Christiane L. Joost-Gaugier (born 1934) is a French-born American art history scholar whose research has included work on the art of the Italian Renaissance and on the influence of Pythagoras on art and philosophy into the Middle Ages and Renaissance. She is also known for bringing the first class action against an American university for its discriminatory treatment of women faculty.
Joost-Gaugier was born in 1934 in France. She graduated with honors from Radcliffe College in 1955, earned an A.M. there in 1959 and a PhD from Harvard University in 1973. She taught at Michigan State University in the early 1960s, and in the late 1960s joined the Tufts University faculty,. In 1970 she initiated a class action lawsuit against Tufts University for unequal treatment of women. The case was taken up by the Equal Employment Opportunity Commission, eventually decided in her favor, settled in the mid-1980s, and became a significant legal precedent. However, as a consequence of her actions, Joost-Gaugier found herself "harassed and ostracized by her university" and "widely blackballed".

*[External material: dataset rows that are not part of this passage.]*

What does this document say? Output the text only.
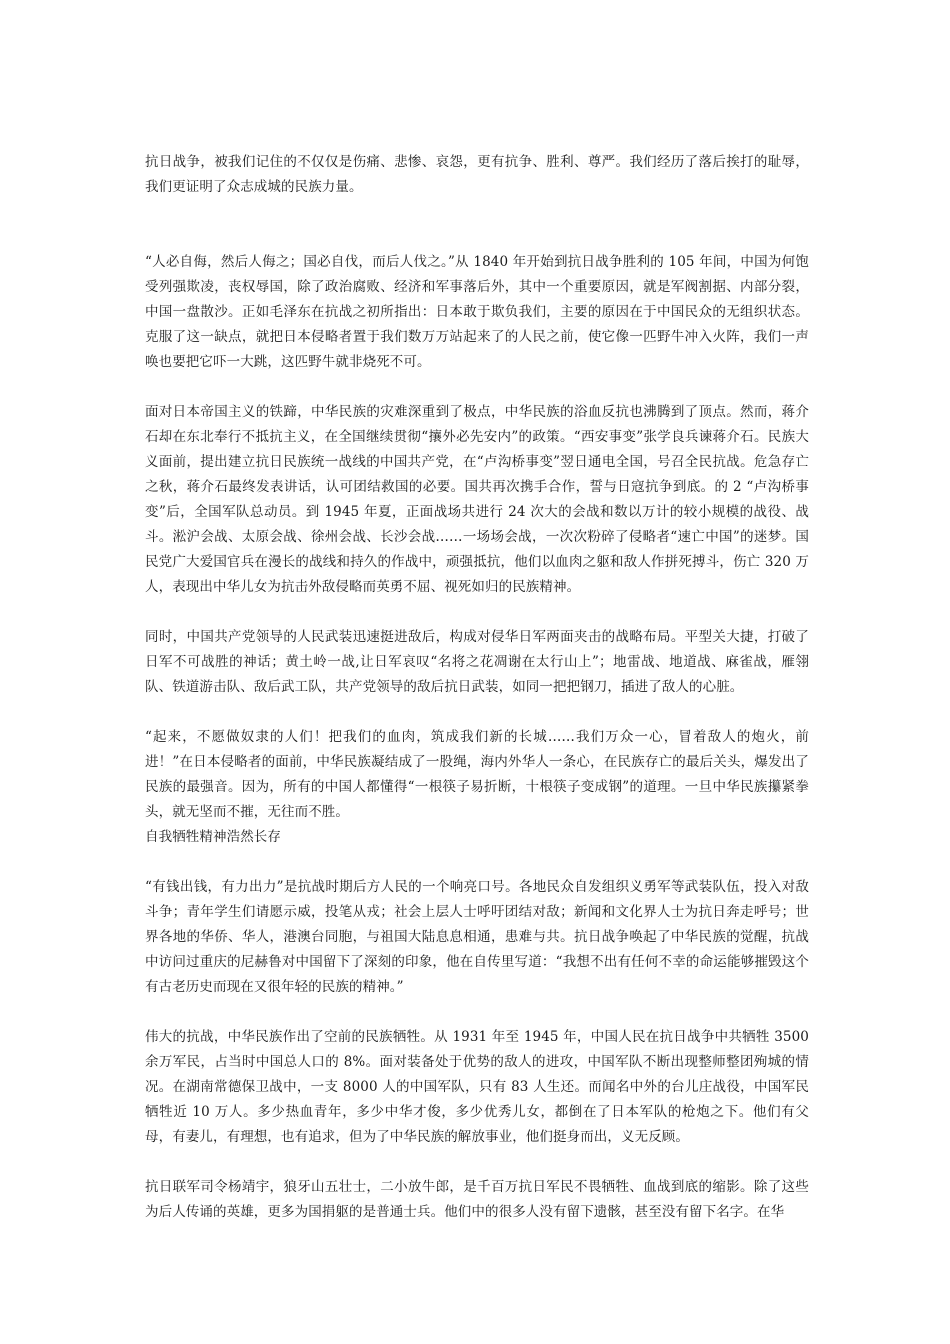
抗日战争，被我们记住的不仅仅是伤痛、悲惨、哀怨，更有抗争、胜利、尊严。我们经历了落后挨打的耻辱，我们更证明了众志成城的民族力量。

“人必自侮，然后人侮之；国必自伐，而后人伐之。”从 1840 年开始到抗日战争胜利的 105 年间，中国为何饱受列强欺凌，丧权辱国，除了政治腐败、经济和军事落后外，其中一个重要原因，就是军阀割据、内部分裂，中国一盘散沙。正如毛泽东在抗战之初所指出：日本敢于欺负我们，主要的原因在于中国民众的无组织状态。克服了这一缺点，就把日本侵略者置于我们数万万站起来了的人民之前，使它像一匹野牛冲入火阵，我们一声唤也要把它吓一大跳，这匹野牛就非烧死不可。

面对日本帝国主义的铁蹄，中华民族的灾难深重到了极点，中华民族的浴血反抗也沸腾到了顶点。然而，蒋介石却在东北奉行不抵抗主义，在全国继续贯彻“攘外必先安内”的政策。“西安事变”张学良兵谏蒋介石。民族大义面前，提出建立抗日民族统一战线的中国共产党，在“卢沟桥事变”翌日通电全国，号召全民抗战。危急存亡之秋，蒋介石最终发表讲话，认可团结救国的必要。国共再次携手合作，誓与日寇抗争到底。的 2 “卢沟桥事变”后，全国军队总动员。到 1945 年夏，正面战场共进行 24 次大的会战和数以万计的较小规模的战役、战斗。淞沪会战、太原会战、徐州会战、长沙会战……一场场会战，一次次粉碎了侵略者“速亡中国”的迷梦。国民党广大爱国官兵在漫长的战线和持久的作战中，顽强抵抗，他们以血肉之躯和敌人作拼死搏斗，伤亡 320 万人，表现出中华儿女为抗击外敌侵略而英勇不屈、视死如归的民族精神。

同时，中国共产党领导的人民武装迅速挺进敌后，构成对侵华日军两面夹击的战略布局。平型关大捷，打破了日军不可战胜的神话；黄土岭一战,让日军哀叹“名将之花凋谢在太行山上”；地雷战、地道战、麻雀战，雁翎队、铁道游击队、敌后武工队，共产党领导的敌后抗日武装，如同一把把钢刀，插进了敌人的心脏。

“起来，不愿做奴隶的人们！把我们的血肉，筑成我们新的长城……我们万众一心，冒着敌人的炮火，前进！”在日本侵略者的面前，中华民族凝结成了一股绳，海内外华人一条心，在民族存亡的最后关头，爆发出了民族的最强音。因为，所有的中国人都懂得“一根筷子易折断，十根筷子变成钢”的道理。一旦中华民族攥紧拳头，就无坚而不摧，无往而不胜。

自我牺牲精神浩然长存

“有钱出钱，有力出力”是抗战时期后方人民的一个响亮口号。各地民众自发组织义勇军等武装队伍，投入对敌斗争；青年学生们请愿示威，投笔从戎；社会上层人士呼吁团结对敌；新闻和文化界人士为抗日奔走呼号；世界各地的华侨、华人，港澳台同胞，与祖国大陆息息相通，患难与共。抗日战争唤起了中华民族的觉醒，抗战中访问过重庆的尼赫鲁对中国留下了深刻的印象，他在自传里写道：“我想不出有任何不幸的命运能够摧毁这个有古老历史而现在又很年轻的民族的精神。”

伟大的抗战，中华民族作出了空前的民族牺牲。从 1931 年至 1945 年，中国人民在抗日战争中共牺牲 3500 余万军民，占当时中国总人口的 8%。面对装备处于优势的敌人的进攻，中国军队不断出现整师整团殉城的情况。在湖南常德保卫战中，一支 8000 人的中国军队，只有 83 人生还。而闻名中外的台儿庄战役，中国军民牺牲近 10 万人。多少热血青年，多少中华才俊，多少优秀儿女，都倒在了日本军队的枪炮之下。他们有父母，有妻儿，有理想，也有追求，但为了中华民族的解放事业，他们挺身而出，义无反顾。

抗日联军司令杨靖宇，狼牙山五壮士，二小放牛郎，是千百万抗日军民不畏牺牲、血战到底的缩影。除了这些为后人传诵的英雄，更多为国捐躯的是普通士兵。他们中的很多人没有留下遗骸，甚至没有留下名字。在华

She became a professor and department chair at the following universities: New Mexico State University, the University of New Mexico, and Wayne State University. Joost-Gaugier has lectured internationally and published widely including over 200 research articles. She is the recipient of many awards including a Fulbright Fellowship and grants from the American Society of Learned Societies, the American Philosophical Society, the Delmas Foundation, the National Endowment for the Humanities, and the Kress Foundation. She is responsible for obtaining a grant which commenced the restoration of Minoru Yamasaki's Courtyard in Detroit. Already a three times graduate of Harvard, she received a Lifetime Achievement Award with Phi Beta Kappa from Harvard University in 2005. She now continues her work as an independent scholar.